ACCEPTED: 10 June 2020


early abstract:

Invasive fungal infections are becoming increasingly more prevalent in clinical practice. This corresponds with more patients living with immunosuppression and improved techniques to identify fungal infections. Subcutaneous fungal masses can often masquerade and imitate common dermatological lesions such as cysts. Querying a fungal aetiology of a mass is important because fungal elements can be missed on histological examination and special stains may be needed to identify spores and hyphae to make the diagnosis.
Skin trauma with inoculation of fungal elements contained in soil and vegetable matter is the most common source of subcutaneous fungal masses. While traditionally considered a disease of the tropics, subcutaneous fungal masses can present worldwide in both immunosuppressed and immunocompetent patients.
This case study describes a subcutaneous knee mass in a 53-year-old immunosuppressed farmer. A subcutaneous phaeohyphomycosis was diagnosed with a black pigmented mould, Rhytidhysteron species. A latent period of 12 years was observed between traumatic inoculation with farm soil and wheat dust in northwestern New South Wales and development of the knee mass. Rhytidhysteron is considered a disease of the tropics, most commonly reported in India. This case, to my knowledge, is the first case report of pathogenic Rhytidhysteron from Australia. Surgery and antifungal therapy are recommended to treat Rhytidhysteron infection. This patient’s recommended antifungal treatment was shortened due to severe hepatic disease.

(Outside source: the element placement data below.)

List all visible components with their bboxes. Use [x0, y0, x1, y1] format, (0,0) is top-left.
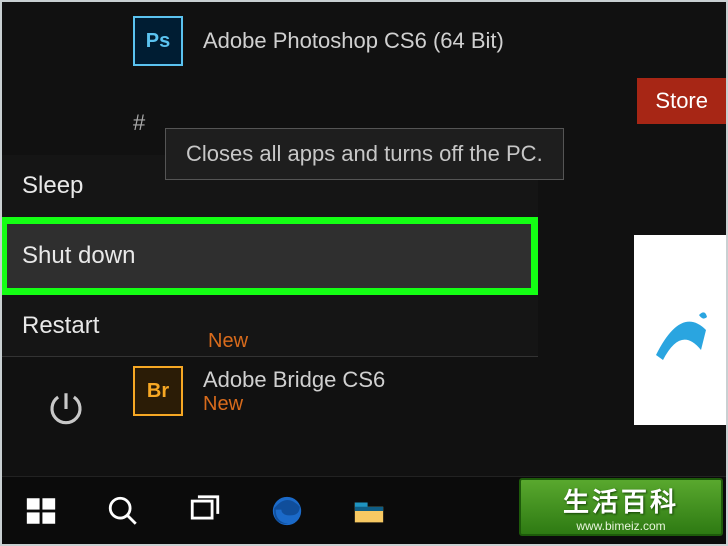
app-label: Adobe Photoshop CS6 (64 Bit) — [203, 28, 504, 54]
edge-browser-button[interactable] — [246, 477, 328, 545]
store-button[interactable]: Store — [637, 78, 728, 124]
power-shutdown[interactable]: Shut down — [0, 217, 538, 295]
search-button[interactable] — [82, 477, 164, 545]
section-hash: # — [133, 110, 145, 136]
app-new-label: New — [208, 330, 248, 353]
file-explorer-button[interactable] — [328, 477, 410, 545]
app-list-item[interactable]: Br Adobe Bridge CS6 New — [133, 366, 385, 416]
photoshop-icon: Ps — [133, 16, 183, 66]
task-view-button[interactable] — [164, 477, 246, 545]
app-label: Adobe Bridge CS6 — [203, 367, 385, 393]
start-button[interactable] — [0, 477, 82, 545]
bridge-icon: Br — [133, 366, 183, 416]
power-menu: Sleep Shut down Restart — [0, 155, 538, 357]
power-restart[interactable]: Restart — [0, 295, 538, 357]
app-new-label: New — [203, 393, 385, 416]
shutdown-tooltip: Closes all apps and turns off the PC. — [165, 128, 564, 180]
watermark-url: www.bimeiz.com — [576, 519, 665, 533]
watermark-title: 生活百科 — [563, 482, 679, 519]
app-list-item[interactable]: Ps Adobe Photoshop CS6 (64 Bit) — [133, 16, 504, 66]
power-icon[interactable] — [45, 388, 87, 435]
app-tile[interactable] — [634, 235, 728, 425]
watermark: 生活百科 www.bimeiz.com — [519, 478, 723, 536]
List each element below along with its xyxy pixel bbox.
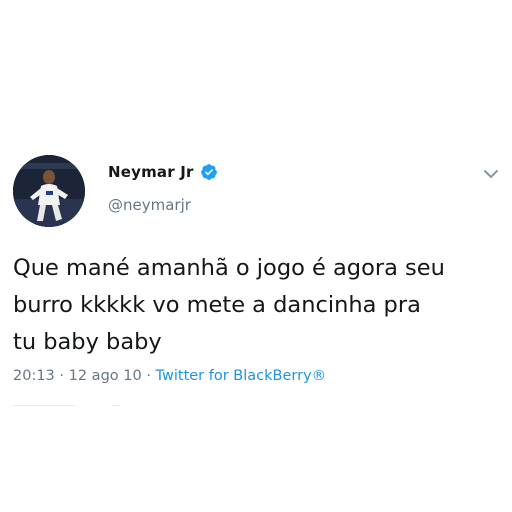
meta-separator: · bbox=[141, 368, 156, 384]
avatar-photo bbox=[13, 155, 85, 227]
author-handle[interactable]: @neymarjr bbox=[108, 196, 191, 214]
tweet-date[interactable]: 12 ago 10 bbox=[69, 368, 142, 384]
verified-badge-icon bbox=[200, 163, 218, 181]
tweet-meta: 20:13 · 12 ago 10 · Twitter for BlackBer… bbox=[13, 368, 326, 384]
tweet-card: Neymar Jr @neymarjr Que mané amanhã o jo… bbox=[0, 0, 512, 512]
chevron-down-icon[interactable] bbox=[482, 166, 500, 180]
avatar[interactable] bbox=[13, 155, 85, 227]
divider bbox=[112, 405, 120, 406]
tweet-time[interactable]: 20:13 bbox=[13, 368, 55, 384]
tweet-text: Que mané amanhã o jogo é agora seu burro… bbox=[13, 255, 445, 355]
author-name-row: Neymar Jr bbox=[108, 160, 218, 184]
tweet-source-link[interactable]: Twitter for BlackBerry® bbox=[156, 368, 327, 384]
divider bbox=[13, 405, 75, 406]
meta-separator: · bbox=[54, 368, 69, 384]
display-name[interactable]: Neymar Jr bbox=[108, 163, 194, 181]
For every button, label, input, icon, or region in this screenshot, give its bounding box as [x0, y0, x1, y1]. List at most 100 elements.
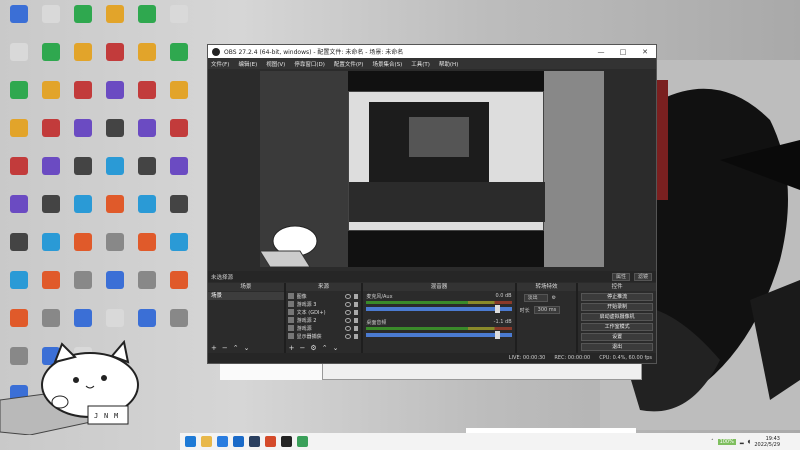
desktop-icon[interactable]: [100, 230, 130, 268]
volume-slider[interactable]: [366, 331, 512, 339]
start-recording-button[interactable]: 开始录制: [581, 303, 653, 311]
app-icon[interactable]: [265, 436, 276, 447]
add-source-button[interactable]: +: [289, 344, 295, 352]
desktop-icon[interactable]: [132, 306, 162, 344]
desktop-icon[interactable]: [68, 116, 98, 154]
desktop-icon[interactable]: [100, 116, 130, 154]
desktop-icon[interactable]: [164, 306, 194, 344]
desktop-icon[interactable]: [132, 78, 162, 116]
network-icon[interactable]: ▂: [740, 439, 744, 445]
desktop-icon[interactable]: [4, 230, 34, 268]
desktop-icon[interactable]: [36, 40, 66, 78]
desktop-icon[interactable]: [36, 230, 66, 268]
scene-list-item[interactable]: 场景: [208, 292, 284, 300]
add-scene-button[interactable]: +: [211, 344, 217, 352]
desktop-icon[interactable]: [100, 78, 130, 116]
visibility-eye-icon[interactable]: [345, 293, 352, 299]
desktop-icon[interactable]: [164, 230, 194, 268]
desktop-icon[interactable]: [4, 268, 34, 306]
desktop-icon[interactable]: [164, 78, 194, 116]
desktop-icon[interactable]: [68, 306, 98, 344]
clock[interactable]: 19:43 2022/5/29: [754, 436, 780, 448]
lock-icon[interactable]: [354, 309, 359, 315]
source-item[interactable]: 显示器捕获: [286, 332, 362, 340]
desktop-icon[interactable]: [100, 192, 130, 230]
file-explorer-icon[interactable]: [201, 436, 212, 447]
desktop-icon[interactable]: [4, 116, 34, 154]
desktop-icon[interactable]: [68, 40, 98, 78]
desktop-icon[interactable]: [4, 40, 34, 78]
lock-icon[interactable]: [354, 317, 359, 323]
preview-canvas[interactable]: [260, 71, 604, 267]
desktop-icon[interactable]: [36, 78, 66, 116]
desktop-icon[interactable]: [100, 268, 130, 306]
source-item[interactable]: 游戏源 3: [286, 300, 362, 308]
stop-streaming-button[interactable]: 停止推流: [581, 293, 653, 301]
move-up-button[interactable]: ⌃: [233, 344, 239, 352]
visibility-eye-icon[interactable]: [345, 309, 352, 315]
transition-type-select[interactable]: 淡出: [523, 294, 548, 302]
menu-tools[interactable]: 工具(T): [411, 60, 430, 68]
source-item[interactable]: 游戏源: [286, 324, 362, 332]
desktop-icon[interactable]: [36, 116, 66, 154]
desktop-icon[interactable]: [36, 306, 66, 344]
desktop-icon[interactable]: [68, 78, 98, 116]
lock-icon[interactable]: [354, 301, 359, 307]
desktop-icon[interactable]: [164, 192, 194, 230]
desktop-icon[interactable]: [132, 2, 162, 40]
menu-help[interactable]: 帮助(H): [439, 60, 458, 68]
menu-view[interactable]: 视图(V): [266, 60, 285, 68]
app2-icon[interactable]: [297, 436, 308, 447]
desktop-icon[interactable]: [68, 2, 98, 40]
desktop-icon[interactable]: [164, 2, 194, 40]
menu-scene-collection[interactable]: 场景集合(S): [372, 60, 402, 68]
desktop-icon[interactable]: [132, 40, 162, 78]
source-item[interactable]: 图像: [286, 292, 362, 300]
minimize-button[interactable]: —: [590, 48, 612, 56]
desktop-icon[interactable]: [36, 154, 66, 192]
desktop-icon[interactable]: [132, 268, 162, 306]
desktop-icon[interactable]: [164, 116, 194, 154]
steam-icon[interactable]: [249, 436, 260, 447]
obs-taskbar-icon[interactable]: [281, 436, 292, 447]
visibility-eye-icon[interactable]: [345, 325, 352, 331]
menu-docks[interactable]: 停靠窗口(D): [294, 60, 325, 68]
desktop-icon[interactable]: [4, 154, 34, 192]
obs-titlebar[interactable]: OBS 27.2.4 (64-bit, windows) - 配置文件: 未命名…: [208, 45, 656, 58]
speaker-icon[interactable]: ◖: [748, 439, 751, 445]
desktop-icon[interactable]: [68, 268, 98, 306]
remove-source-button[interactable]: −: [300, 344, 306, 352]
lock-icon[interactable]: [354, 325, 359, 331]
desktop-icon[interactable]: [100, 40, 130, 78]
desktop-icon[interactable]: [36, 192, 66, 230]
desktop-icon[interactable]: [164, 154, 194, 192]
start-virtual-camera-button[interactable]: 启动虚拟摄像机: [581, 313, 653, 321]
visibility-eye-icon[interactable]: [345, 333, 352, 339]
remove-scene-button[interactable]: −: [222, 344, 228, 352]
lock-icon[interactable]: [354, 333, 359, 339]
transition-settings-gear-icon[interactable]: ⚙: [552, 295, 556, 301]
menu-edit[interactable]: 编辑(E): [238, 60, 257, 68]
menu-profile[interactable]: 配置文件(P): [334, 60, 364, 68]
menu-file[interactable]: 文件(F): [211, 60, 229, 68]
lock-icon[interactable]: [354, 293, 359, 299]
desktop-icon[interactable]: [4, 78, 34, 116]
desktop-icon[interactable]: [68, 230, 98, 268]
battery-indicator[interactable]: 100%: [717, 438, 736, 445]
store-icon[interactable]: [233, 436, 244, 447]
exit-button[interactable]: 退出: [581, 343, 653, 351]
source-up-button[interactable]: ⌃: [322, 344, 328, 352]
desktop-icon[interactable]: [132, 154, 162, 192]
volume-slider[interactable]: [366, 305, 512, 313]
edge-icon[interactable]: [185, 436, 196, 447]
move-down-button[interactable]: ⌄: [244, 344, 250, 352]
desktop-icon[interactable]: [4, 306, 34, 344]
desktop-icon[interactable]: [68, 154, 98, 192]
desktop-icon[interactable]: [100, 154, 130, 192]
desktop-icon[interactable]: [36, 2, 66, 40]
chevron-up-icon[interactable]: ˄: [711, 439, 714, 445]
close-button[interactable]: ✕: [634, 48, 656, 56]
desktop-icon[interactable]: [36, 268, 66, 306]
settings-button[interactable]: 设置: [581, 333, 653, 341]
desktop-icon[interactable]: [132, 116, 162, 154]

The clinical course was complicated by three localised recurrences in the patient’s knee over a 14-month period. At the time of the third localised recurrence, this patient could tolerate posaconazole therapy for a month only. Surgical excision using general anaesthesia, use of diathermy for excision and wound lavage with iodine, hydrogen peroxide and saline has coincided in remission of clinical disease for 3 years at the time of writing.